In recent weeks the weather in Washington has changed dramatically from 80 days of very dry weather to being very wet with temperatures ranging from warmer to cooler. Unfortunately for me and many others in Washington this has meant that a lot of time getting cabin fever. There have been a lot of trips cancelled, altered, and diverted due to the bad weather. The impacts of all these cancelled trips were really starting to have an impact on me. What made these feelings get strong was the fact that I knew there were still a number of places that were in their peak fall color and really wanted to get to those locations to see the trees. In Washington there is a lot of focus rightly on the alpine larches in the Enchantments and the northern Cascades. But the often overlooked western larches in central and southern Washington provide great color in late October which is a month after the alpine larches. It was really getting to me that I wasn’t able to capture as much of the western larches as I had wanted to.
All eyes on the western larch
Unfortunately on the only good day this week weather wise, I had to work in the evening. Well there is always the morning which brought me to Goat Peak about 30 miles east of Mount Rainier. For this trip I invited friends Matt and Gabe on the trip. I knew they are both fast with Matt climbing over 100 mountains this year with this summit probably being one of the easiest for him to do. Gabe though recovering from a number of health issues once ran a marathon only to do power lifting that night. I knew that if there were two people who could go fast these were the two to do it. The drive to the Goat Peak from the Seattle metro area was a little over two hours away so I knew that we could not take much time on this mountain on ascent or descent.
When we pulled up to the trailhead located right at Route 410 we surveyed the landscape to see if there was any snow on the mountains. We concluded that there was not much snow so we decided to dump most of our gear and started up the mountain. That of course with exception for Gabe, who decided to carry his heavy lab-top due to the fact that he couldn’t trust anything in his own apartment or at the trailhead. Matt out of respect for us decided to go up at a leisurely quarter speed for him, which was quiet fast for us but we were able to keep up with him. The bottom of the trail was well paced and in good shape and with no snow on it we were able to make great timing on the trail. Though the bottom of the trail was mostly forest there were occasional peek-a-boo views of Fifes Peak just to the north of Goat Peak.

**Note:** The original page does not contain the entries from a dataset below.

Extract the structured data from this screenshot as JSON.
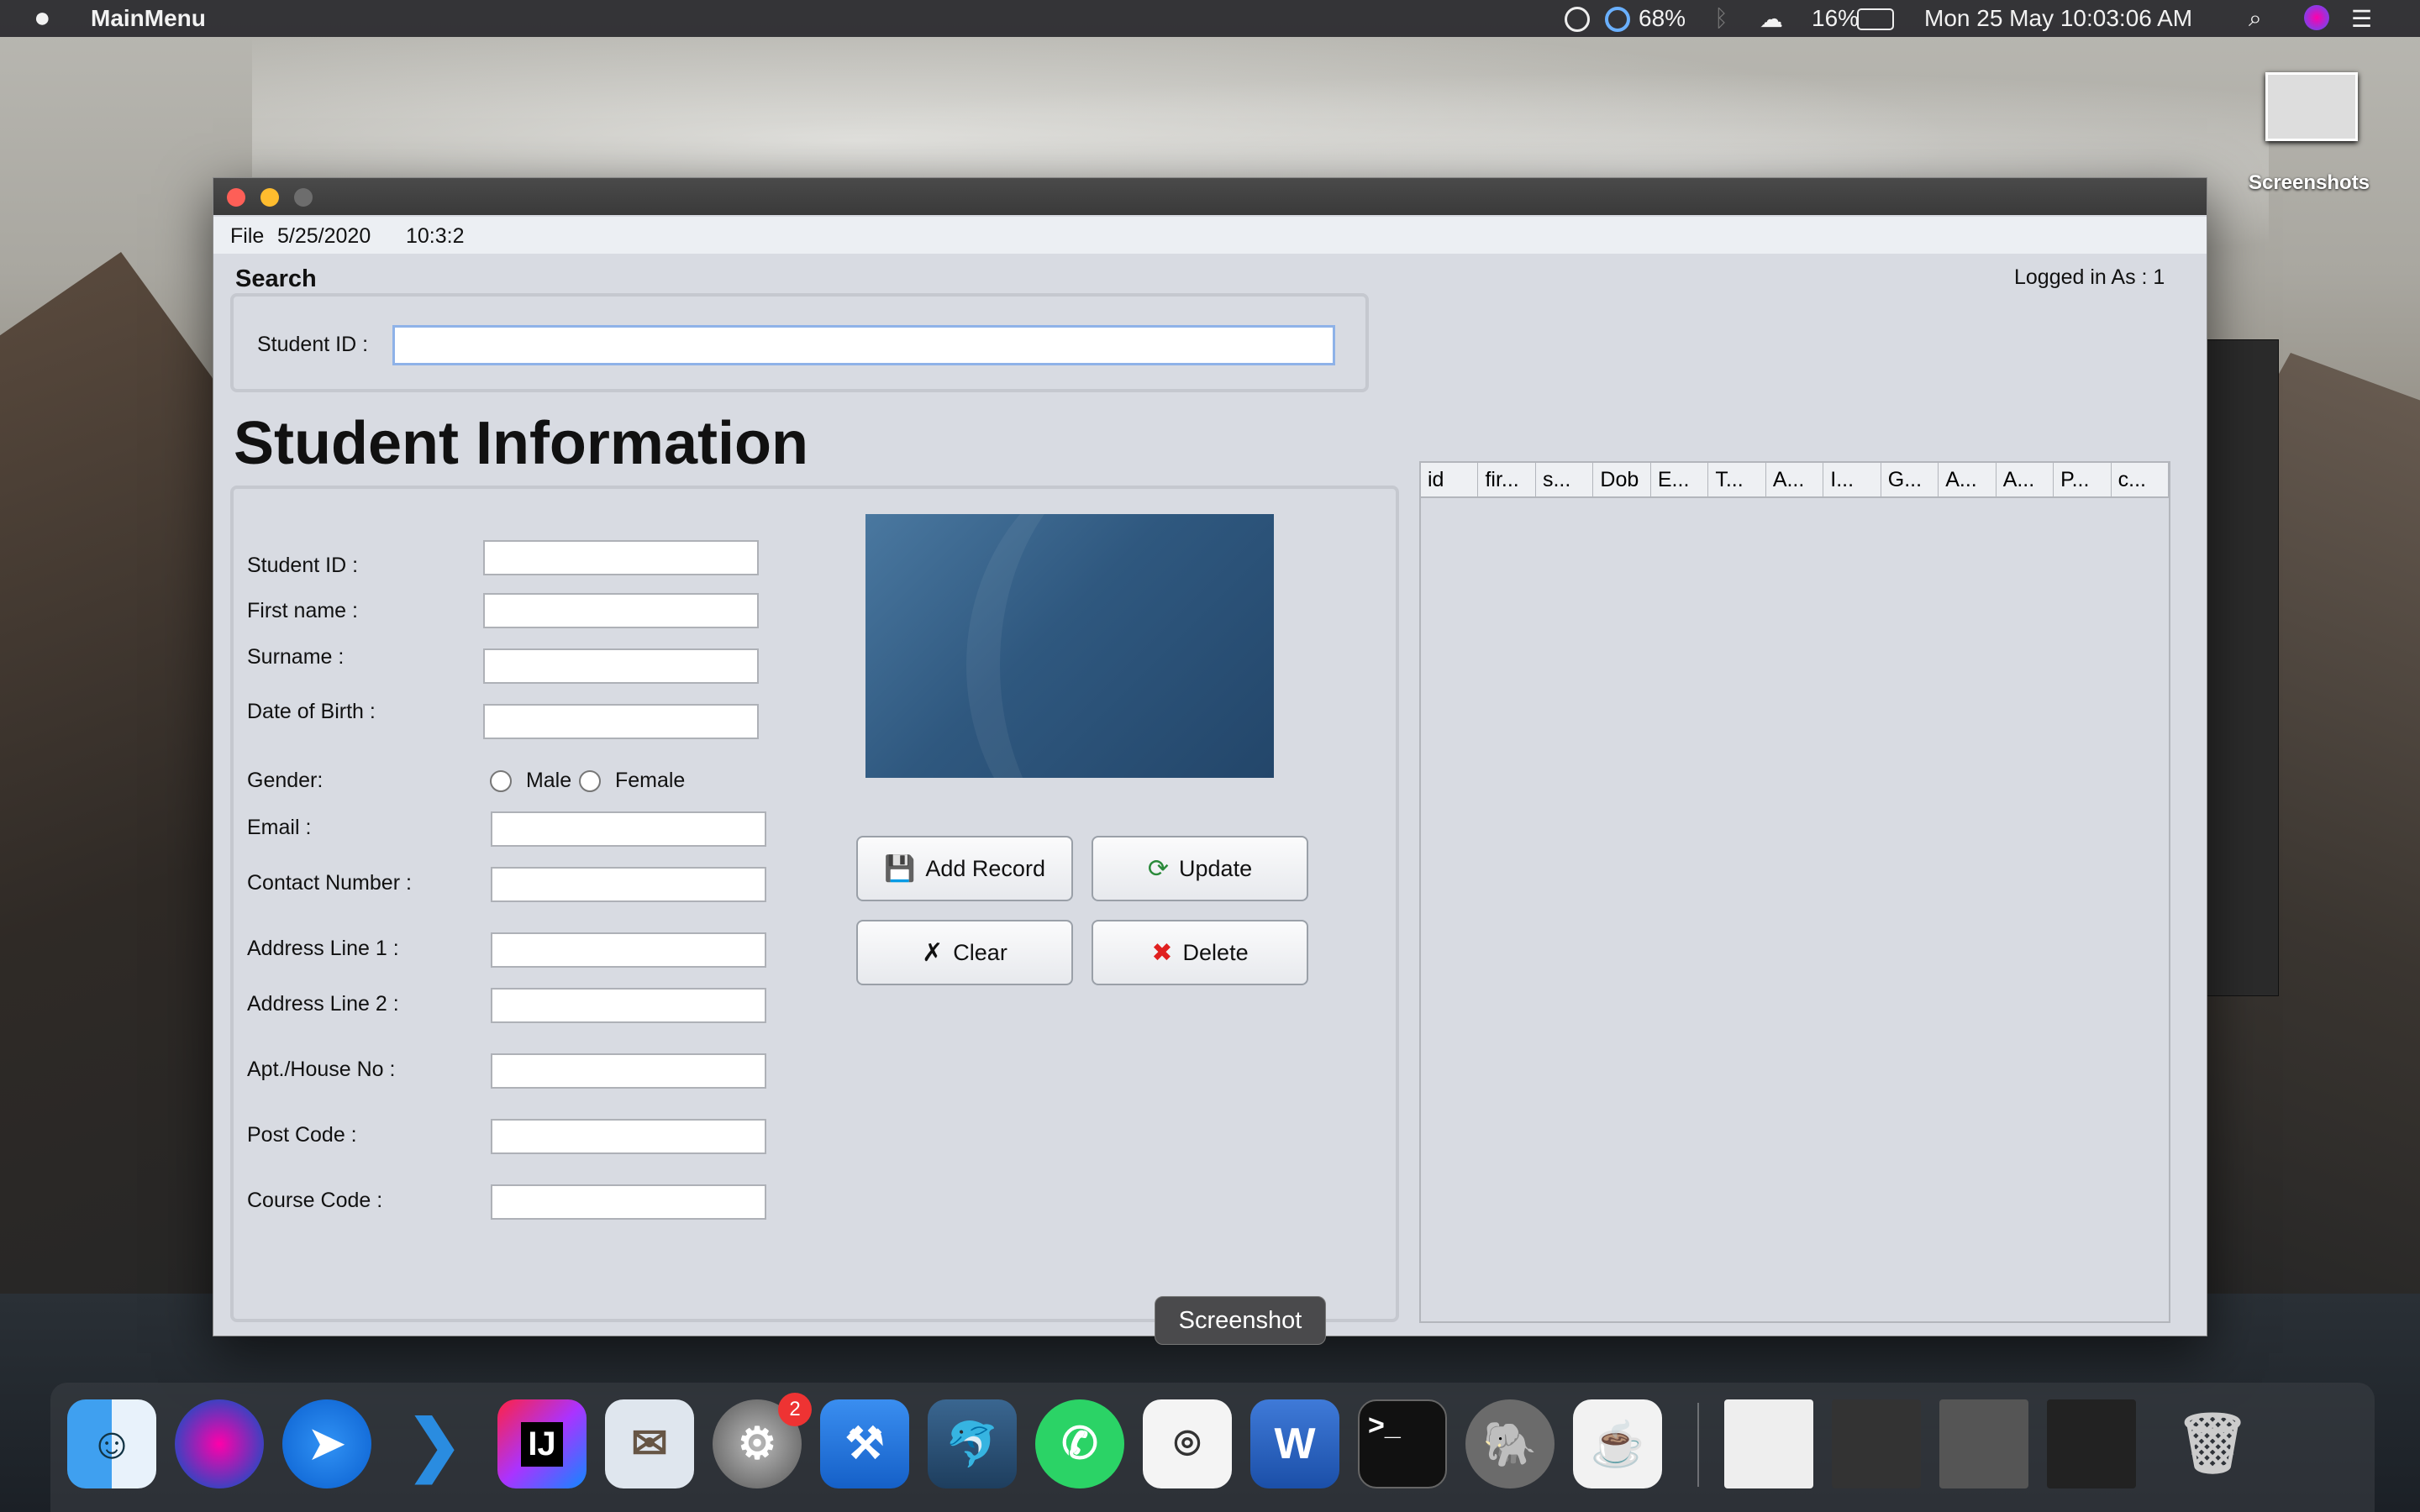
{
  "menubar": {
    "app_name": "MainMenu",
    "battery_percent_a": "68%",
    "battery_percent_b": "16%",
    "clock": "Mon 25 May  10:03:06 AM"
  },
  "desktop": {
    "screenshots_label": "Screenshots"
  },
  "window": {
    "menu_file": "File",
    "menu_date": "5/25/2020",
    "menu_time": "10:3:2",
    "logged_in": "Logged in As :  1",
    "search": {
      "title": "Search",
      "student_id_label": "Student ID :",
      "student_id_value": ""
    },
    "form": {
      "heading": "Student Information",
      "student_id": "Student ID :",
      "first_name": "First name :",
      "surname": "Surname :",
      "dob": "Date of Birth :",
      "gender": "Gender:",
      "male": "Male",
      "female": "Female",
      "email": "Email :",
      "contact": "Contact Number :",
      "addr1": "Address Line 1 :",
      "addr2": "Address Line 2 :",
      "apt": "Apt./House No :",
      "postcode": "Post Code :",
      "course": "Course Code :"
    },
    "buttons": {
      "add": "Add Record",
      "update": "Update",
      "clear": "Clear",
      "delete": "Delete"
    },
    "table": {
      "columns": [
        "id",
        "fir...",
        "s...",
        "Dob",
        "E...",
        "T...",
        "A...",
        "I...",
        "G...",
        "A...",
        "A...",
        "P...",
        "c..."
      ]
    }
  },
  "dock": {
    "tooltip": "Screenshot",
    "badge_count": "2"
  },
  "colors": {
    "window_bg": "#d8dbe2",
    "photo_panel": "#2f587f",
    "delete_icon": "#e02020",
    "update_icon": "#2a8a3a"
  }
}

View of Fife Ridge on the way up
Once the trail reached the upper section the views really began to come out towards Fife Ridge to the north. The western larches which are now in peak were looking very pretty were coming out the higher we went on the trail. The morning light though was not good on the way up and looking toward the true summit the mountain was still quite foggy. The trail here stayed at a good pace and stayed in good condition though there was one section at the 5200 foot marker where the side traversing on the trail might have been a little interesting in icy conditions. The trail had a steep drop-off to the north that went a little ways and the footing was a little iffy. Nothing of concern when the trail is dry, but if it icy you might want to be a little cautious.
Larch from on the way up
Heading up to the true summit
Within around an hour and forty minutes or less we were on the summit of Goat Peak. For once Gabe was not the first to make it to the summit of this peak. He was the last to summit the mountain largely because is backpack was located with 25-30 pounds of extra stuff and junk. Both Matt and I laugh after hearing all the odd stuff he brought onto this trip. None of it was a tent, crampons, ice axe or light sleeping bag so we had to laugh about this.
On the summit The picture say a thousand words.

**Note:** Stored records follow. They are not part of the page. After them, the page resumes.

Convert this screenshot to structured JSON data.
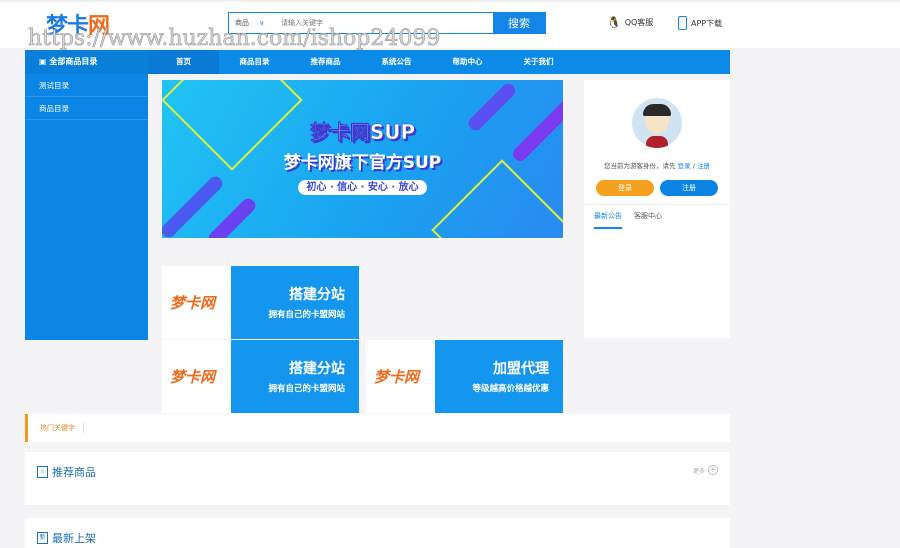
{
  "header": {
    "logo_main": "梦卡",
    "logo_accent": "网",
    "watermark": "https://www.huzhan.com/ishop24099",
    "search_category": "商品",
    "search_placeholder": "请输入关键字",
    "search_button": "搜索",
    "qq_service": "QQ客服",
    "app_download": "APP下载"
  },
  "sidebar": {
    "title": "全部商品目录",
    "items": [
      "测试目录",
      "商品目录"
    ]
  },
  "nav": [
    "首页",
    "商品目录",
    "推荐商品",
    "系统公告",
    "帮助中心",
    "关于我们"
  ],
  "banner": {
    "line1": "梦卡网SUP",
    "line2": "梦卡网旗下官方SUP",
    "line3": "初心 · 信心 · 安心 · 放心"
  },
  "ads": [
    {
      "brand": "梦卡网",
      "headline": "搭建分站",
      "sub": "拥有自己的卡盟网站"
    },
    {
      "brand": "梦卡网",
      "headline": "搭建分站",
      "sub": "拥有自己的卡盟网站"
    },
    {
      "brand": "梦卡网",
      "headline": "加盟代理",
      "sub": "等级越高价格越优惠"
    }
  ],
  "user_panel": {
    "guest_text": "您当前为游客身份，请先",
    "login_link": "登录",
    "sep": "/",
    "register_link": "注册",
    "login_button": "登录",
    "register_button": "注册",
    "tabs": [
      "最新公告",
      "客服中心"
    ]
  },
  "hot_keywords": {
    "label": "热门关键字"
  },
  "recommended": {
    "icon": "☆",
    "title": "推荐商品",
    "more": "更多"
  },
  "latest": {
    "icon": "新",
    "title": "最新上架"
  },
  "colors": {
    "primary": "#0b86e6",
    "orange": "#f5a01e"
  }
}
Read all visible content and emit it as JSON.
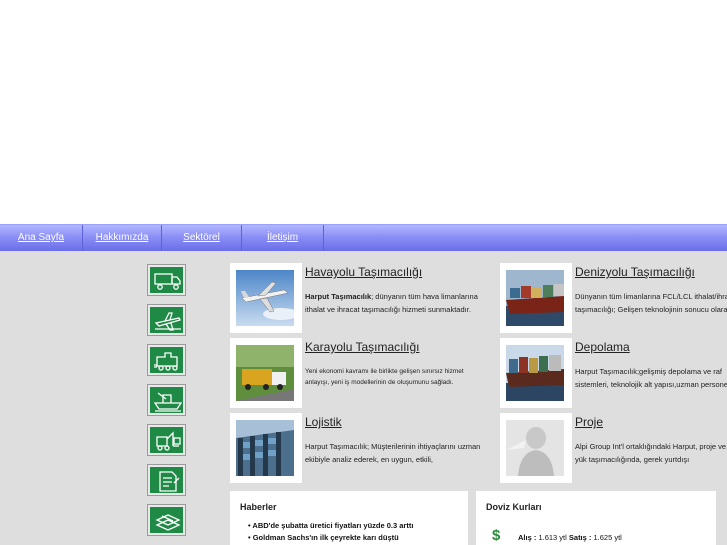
{
  "nav": {
    "items": [
      "Ana Sayfa",
      "Hakkımızda",
      "Sektörel",
      "İletişim"
    ]
  },
  "sidebar_icons": [
    "truck-icon",
    "airplane-icon",
    "train-icon",
    "ship-icon",
    "forklift-icon",
    "document-icon",
    "packages-icon"
  ],
  "cards": {
    "air": {
      "title": "Havayolu Taşımacılığı",
      "bold": "Harput Taşımacılık",
      "body": "; dünyanın tüm hava limanlarına ithalat ve ihracat taşımacılığı hizmeti sunmaktadır."
    },
    "sea": {
      "title": "Denizyolu Taşımacılığı",
      "body": "Dünyanın tüm limanlarına FCL/LCL ithalat/ihracat taşımacılığı; Gelişen teknolojinin sonucu olarak"
    },
    "road": {
      "title": "Karayolu Taşımacılığı",
      "body": "Yeni ekonomi kavramı ile birlikte gelişen sınırsız hizmet anlayışı, yeni iş modellerinin de oluşumunu sağladı."
    },
    "storage": {
      "title": "Depolama",
      "body": "Harput Taşımacılık;gelişmiş depolama ve raf sistemleri, teknolojik alt yapısı,uzman personeli"
    },
    "logistics": {
      "title": "Lojistik",
      "body": "Harput Taşımacılık; Müşterilerinin ihtiyaçlarını uzman ekibiyle analiz ederek, en uygun, etkili,"
    },
    "project": {
      "title": "Proje",
      "body": "Alpi Group Int'l ortaklığındaki Harput, proje ve ağır yük taşımacılığında, gerek yurtdışı"
    }
  },
  "news": {
    "title": "Haberler",
    "items": [
      "• ABD'de şubatta üretici fiyatları yüzde 0.3 arttı",
      "• Goldman Sachs'ın ilk çeyrekte karı düştü"
    ]
  },
  "currency": {
    "title": "Doviz Kurları",
    "symbol": "$",
    "buy_label": "Alış :",
    "buy_value": "1.613 ytl",
    "sell_label": "Satış :",
    "sell_value": "1.625 ytl"
  }
}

Just before the summit the fog partly cleared up and views toward Mount Rainier really began to open up. Soon after we reached the top other views opened up, such as the distant Mount Stuart, and the rest of the Stuart range dominating the northeastern skyline. The views though toward nearby Mount Aix remained blocked by the fog throughout our stay on the summit. All of us were impressed by the huge summit register that lies on this mountain. That summit register was huge but there were only a couple of signatures in it. We all took our time to sign the book. After 30 minutes on the summit the wind and comparably cooler air started to get the best of us and decided to head back.
Bumping Lake and the larches! The true summit of Goat Peak! The Stuart Range A view of Mount Rainier
Descending the Gabe Way
As soon as we headed down the mountain Gabe decided to make a run for it down the mountain. He did not have a camera and so he wanted to get down the mountain to keep his heart rate up as much as possible. Matt and I though took a little more time heading down. Now the lighting on the western larches was perfect and we really wanted to capture the pictures of these beautiful larches. We did jog down the trail from time but this was really the time for us to take in all that we were seeing.

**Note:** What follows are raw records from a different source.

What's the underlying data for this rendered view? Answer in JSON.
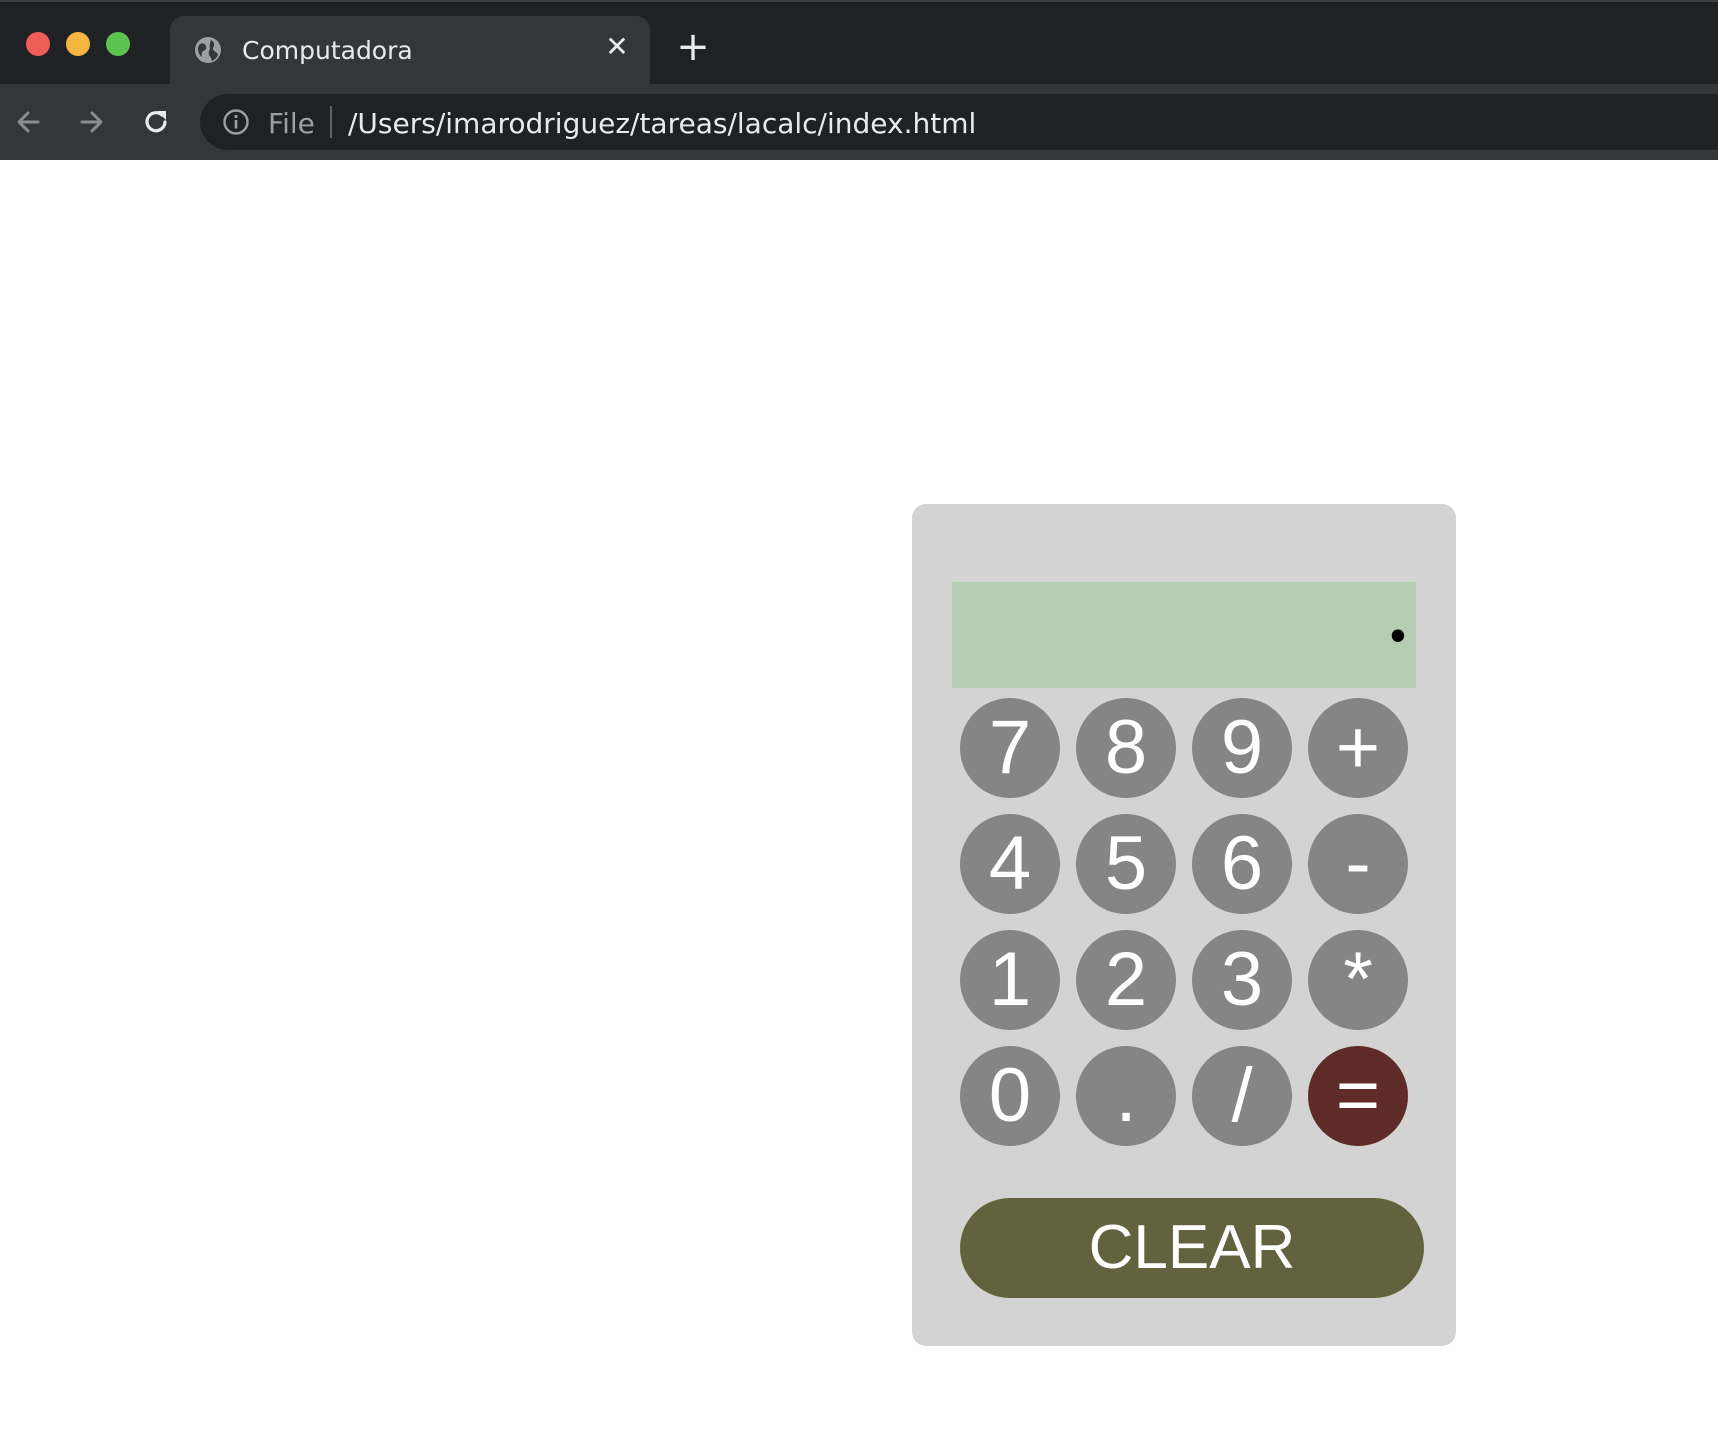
{
  "browser": {
    "tab": {
      "title": "Computadora",
      "close_label": "✕"
    },
    "new_tab_label": "+",
    "address_bar": {
      "scheme_label": "File",
      "url": "/Users/imarodriguez/tareas/lacalc/index.html"
    }
  },
  "calculator": {
    "display_value": "•",
    "keys": {
      "k7": "7",
      "k8": "8",
      "k9": "9",
      "plus": "+",
      "k4": "4",
      "k5": "5",
      "k6": "6",
      "minus": "-",
      "k1": "1",
      "k2": "2",
      "k3": "3",
      "multiply": "*",
      "k0": "0",
      "dot": ".",
      "divide": "/",
      "equals": "="
    },
    "clear_label": "CLEAR",
    "colors": {
      "body": "#d3d3d3",
      "display": "#b5cdb3",
      "key": "#858585",
      "equals": "#5e2b28",
      "clear": "#62633e"
    }
  }
}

From time to time we saw beautiful larch groves on our trip down and survey the possibly of doing Fifes Peak in the future. We ran into a couple of other hikers who told us that they saw our friend way down the mountain near the trailhead while we about 1600 feet from the trailhead. We then picked up the pace a little. In just over an hour from the summit which included all the stops for camera shot we were back at the trailhead where we were able to enjoy a nice burger on the way back to Seattle. Mostly importantly I was back in town 3 hours before I had to go work.
Views while heading down Colorful larches The view of larches The view of larches
Thanks to my good friends Matt and Gabe my cabin fever was over. It was a fun short trip that provided excellent views of this beautiful state. The western larches showed their own charm on this mountain and my fall itinerary of seeing excellent berry bushes, alpine larches, western larches and lowland broadleaf forest are now complete. Washington State is a terrific state to enjoy the fall and I am thankful that I was able to fully enjoy this state for all that it is worth. It was also great to spend with two good friends as well. Now it is off to the next mountain.